Von Norbert Waser Die Fischereisaison ist zu Ende. Noch liegen keine detaillierten Fangzahlen vor, aber es dürfte keine besonders gute Saison gewesen sein. In den Hauptfischereimonaten Mai/Juni herrschten wegen des vielen Schmelzwassers keine optimalen Verhältnisse, nennt Marcel Michel, Fischereibiologe beim Amt für Fischerei Graubünden, einen der Gründe. Aus Sicht manchen Fischers sind es aber weniger die natürlichen Gegebenheiten, die ihnen zunehmend die Freude an ihrem Hobby vergällen, sondern die Rahmenbedingungen und Vorschriften und die mangelnde Interessenvertretung durch die offiziellen Organe. In einem Leserbrief (siehe Seite Klartext) macht der passionierte Fischer Primus Stöckli seinem Ärger Luft.
Emotionen gehen hoch
Dass er mit seiner Kritik nicht allein steht, zeigen auch verschiedene Leserbriefe im «Bündner Fischer», dem offiziellen Organ des Kantonalen Fischerei-Verbandes Graubünden (KFVGR). «Um die Fischerei für Einheimische und Gäste wieder attraktiv zu machen, sollten vor allem die unsinnigen Fischereivorschriften radikal geändert werden», schrieb zum Beispiel Corsin Feuerstein aus Scuol. Kritisch äussert er sich auch zu den Kraftwerkspülungen und deren negativen Auswirkungen auf die Fischgewässer im Engadin.

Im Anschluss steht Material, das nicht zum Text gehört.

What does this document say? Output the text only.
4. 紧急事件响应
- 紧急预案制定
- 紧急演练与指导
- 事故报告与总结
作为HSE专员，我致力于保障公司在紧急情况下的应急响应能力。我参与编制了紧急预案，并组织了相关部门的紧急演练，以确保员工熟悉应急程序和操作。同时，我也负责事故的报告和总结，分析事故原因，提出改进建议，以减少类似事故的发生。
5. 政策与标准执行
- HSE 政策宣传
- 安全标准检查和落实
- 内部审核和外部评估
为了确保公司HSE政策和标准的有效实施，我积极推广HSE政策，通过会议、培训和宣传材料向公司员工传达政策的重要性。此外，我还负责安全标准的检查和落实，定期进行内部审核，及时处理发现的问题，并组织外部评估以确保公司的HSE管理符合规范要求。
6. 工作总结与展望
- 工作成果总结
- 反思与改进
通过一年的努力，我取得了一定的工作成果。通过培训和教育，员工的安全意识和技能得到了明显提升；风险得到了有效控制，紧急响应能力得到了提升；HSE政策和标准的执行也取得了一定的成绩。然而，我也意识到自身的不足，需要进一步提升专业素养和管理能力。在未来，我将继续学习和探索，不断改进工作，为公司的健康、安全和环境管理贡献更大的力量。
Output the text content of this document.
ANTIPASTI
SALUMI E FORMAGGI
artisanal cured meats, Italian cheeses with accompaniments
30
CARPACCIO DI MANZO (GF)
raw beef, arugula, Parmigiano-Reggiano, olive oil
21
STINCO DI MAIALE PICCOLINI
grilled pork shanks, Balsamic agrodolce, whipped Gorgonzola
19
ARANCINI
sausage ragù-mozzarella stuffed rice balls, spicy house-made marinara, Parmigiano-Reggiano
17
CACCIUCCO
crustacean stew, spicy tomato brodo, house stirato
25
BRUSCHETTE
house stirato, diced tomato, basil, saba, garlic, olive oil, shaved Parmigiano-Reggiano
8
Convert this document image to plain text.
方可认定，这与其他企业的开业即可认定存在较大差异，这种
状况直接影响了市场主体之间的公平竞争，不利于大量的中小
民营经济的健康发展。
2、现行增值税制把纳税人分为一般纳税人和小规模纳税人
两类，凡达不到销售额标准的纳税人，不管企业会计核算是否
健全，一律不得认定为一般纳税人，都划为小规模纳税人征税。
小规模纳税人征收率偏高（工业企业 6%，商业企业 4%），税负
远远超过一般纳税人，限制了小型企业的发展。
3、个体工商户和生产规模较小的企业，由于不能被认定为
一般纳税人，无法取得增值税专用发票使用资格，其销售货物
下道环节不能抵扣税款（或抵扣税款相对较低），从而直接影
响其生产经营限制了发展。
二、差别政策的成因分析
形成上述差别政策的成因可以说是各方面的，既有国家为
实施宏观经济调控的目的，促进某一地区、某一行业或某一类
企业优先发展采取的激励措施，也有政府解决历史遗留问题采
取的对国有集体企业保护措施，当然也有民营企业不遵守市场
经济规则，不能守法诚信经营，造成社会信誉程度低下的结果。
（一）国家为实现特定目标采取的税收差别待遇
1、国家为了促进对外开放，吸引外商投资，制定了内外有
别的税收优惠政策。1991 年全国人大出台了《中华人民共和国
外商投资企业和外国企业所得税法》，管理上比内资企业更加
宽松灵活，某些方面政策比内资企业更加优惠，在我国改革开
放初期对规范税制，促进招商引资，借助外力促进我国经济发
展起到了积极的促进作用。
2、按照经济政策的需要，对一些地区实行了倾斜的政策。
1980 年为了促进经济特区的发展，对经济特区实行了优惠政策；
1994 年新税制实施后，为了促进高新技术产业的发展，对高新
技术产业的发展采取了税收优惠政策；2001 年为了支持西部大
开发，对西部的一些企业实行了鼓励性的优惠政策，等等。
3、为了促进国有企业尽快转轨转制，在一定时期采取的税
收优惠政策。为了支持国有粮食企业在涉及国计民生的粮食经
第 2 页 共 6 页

Grosse Sorgen macht sich auch Primus Stöckli mit Blick auf die bevorstehenden Entleerungen der Stauseen der Kraftwerke Hinterrhein. «Was sich da bei den letzten Entleerungen in den Achtzigerjahren abgespielt hat, darf sich nicht noch einmal wiederholen», appelliert Stöckli.
Lebensräume unter Druck
Ein gewisses Verständnis für solche Ängste zeigt Jürg Brosi, Vorsteher des Amts für Jagd und Fischerei. «Solche Massnahmen sind mit extremen Auswirkungen verbunden», sagte er gegenüber dem BT, «wir haben aber aus der Vergangenheit gelernt und versuchen, die Folgen dieser aus Sicherheitsgründen unumgänglichen Massnahmen zu minimieren.» Und mit Blick auf die Leserbriefe meinte Brosi: «Fischverluste sind immer mit Emotionen verbunden.» Es ist aber eine Tatsache, dass der Lebensraum der Fische stark unter Druck steht und durch die verschiedenen Beeinträchtigungen die Fischbestände leidet.